- Born: March 5, 1920 New York, New York, U.S.
- Died: July 15, 1996 (aged 76)
- Occupations: Energy industry executive Attorney
- Spouse(s): Angela Havens, m. 1943
- Children: Charles Baker Finch, Jr. William Finch
- Parent(s): Mary Farquhar Baker Henry Le Roy Finch

= Charles B. Finch =

American businessman and lawyer

Charles Baker Finch (March 5, 1920 - July 15, 1996) was an American businessman and lawyer. He served as president and CEO of Allegheny Power System from 1971 to 1985.

==Early life and education==
Charles Finch was the second son of Henry Le Roy Finch and Mary Farquhar Baker and the grandson of Stephen Baker, President of the Bank of the Manhattan Company. He had three brothers: Henry Leroy Finch Jr., Stephen Baker Finch and John Finch.

Finch grew up in Manhattan and attended the Buckley School and Phillips Academy, where he was awarded the George Lauder Prize for Excellence in English History prior to his graduation in 1937. He attended Yale University (B.A., 1941) and Yale Law School (L.L.B., 1944), where he was comment editor of the law review the Yale Law Journal.

==Career==
After graduating from law school, Finch argued multiple cases before the United States Supreme Court. He eventually joined Allegheny Power System where he was elected president and chief executive officer in 1971. He later also became Chairman of the Board at Allegheny. He served as CEO and chairman until he was succeeded by Klaus Bergman as CEO in 1985. Finch continued to serve as Chairman at Allegheny for several years.
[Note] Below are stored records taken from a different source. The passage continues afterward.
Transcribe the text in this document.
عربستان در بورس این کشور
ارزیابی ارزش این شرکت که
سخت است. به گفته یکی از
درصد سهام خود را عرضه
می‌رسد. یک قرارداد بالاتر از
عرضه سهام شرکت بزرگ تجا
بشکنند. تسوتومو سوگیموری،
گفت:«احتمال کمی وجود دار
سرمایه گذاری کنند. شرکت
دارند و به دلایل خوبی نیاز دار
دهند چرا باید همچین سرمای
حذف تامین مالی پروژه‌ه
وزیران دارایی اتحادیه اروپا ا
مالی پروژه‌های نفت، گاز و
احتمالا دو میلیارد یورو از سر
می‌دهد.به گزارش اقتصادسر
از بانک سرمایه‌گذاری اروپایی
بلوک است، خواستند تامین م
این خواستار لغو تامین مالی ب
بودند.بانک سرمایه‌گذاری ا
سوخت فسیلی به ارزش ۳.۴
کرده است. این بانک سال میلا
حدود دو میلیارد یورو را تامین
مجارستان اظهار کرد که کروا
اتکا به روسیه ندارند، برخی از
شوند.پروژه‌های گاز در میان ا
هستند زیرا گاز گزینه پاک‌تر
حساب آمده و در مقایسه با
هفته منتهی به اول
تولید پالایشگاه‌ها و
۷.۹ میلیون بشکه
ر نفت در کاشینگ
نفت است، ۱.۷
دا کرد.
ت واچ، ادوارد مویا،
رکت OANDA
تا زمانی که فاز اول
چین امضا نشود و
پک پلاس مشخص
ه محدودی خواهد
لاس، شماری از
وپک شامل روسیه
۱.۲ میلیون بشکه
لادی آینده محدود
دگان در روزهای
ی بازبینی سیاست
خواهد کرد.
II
==Charitable work and politics==
Finch sat on the boards of dozens of foundations, colleges, and companies, notable among them the Josiah Macy, Jr Foundation and Cooper Union, where a lab is named after him. He was elected president of the New York City Mission in 1956 and served in that role for three years. He was also involved in politics, which landed him on the master list of Nixon political opponents. Ironically, his first cousin, once removed, Edward Ridley Finch Cox, married Nixon's daughter.

==Background==
Finch married Angela Havens of Hewlett, New York in 1943. Their son Charles B. Finch, Jr., born in 1954, made a brief run for the United States Congress in 1984 and also ran for New York's 15th congressional district on the East Side of Manhattan in 1986. Their second son, William Finch, was born in 1956. He is the grandfather of author Charles Finch.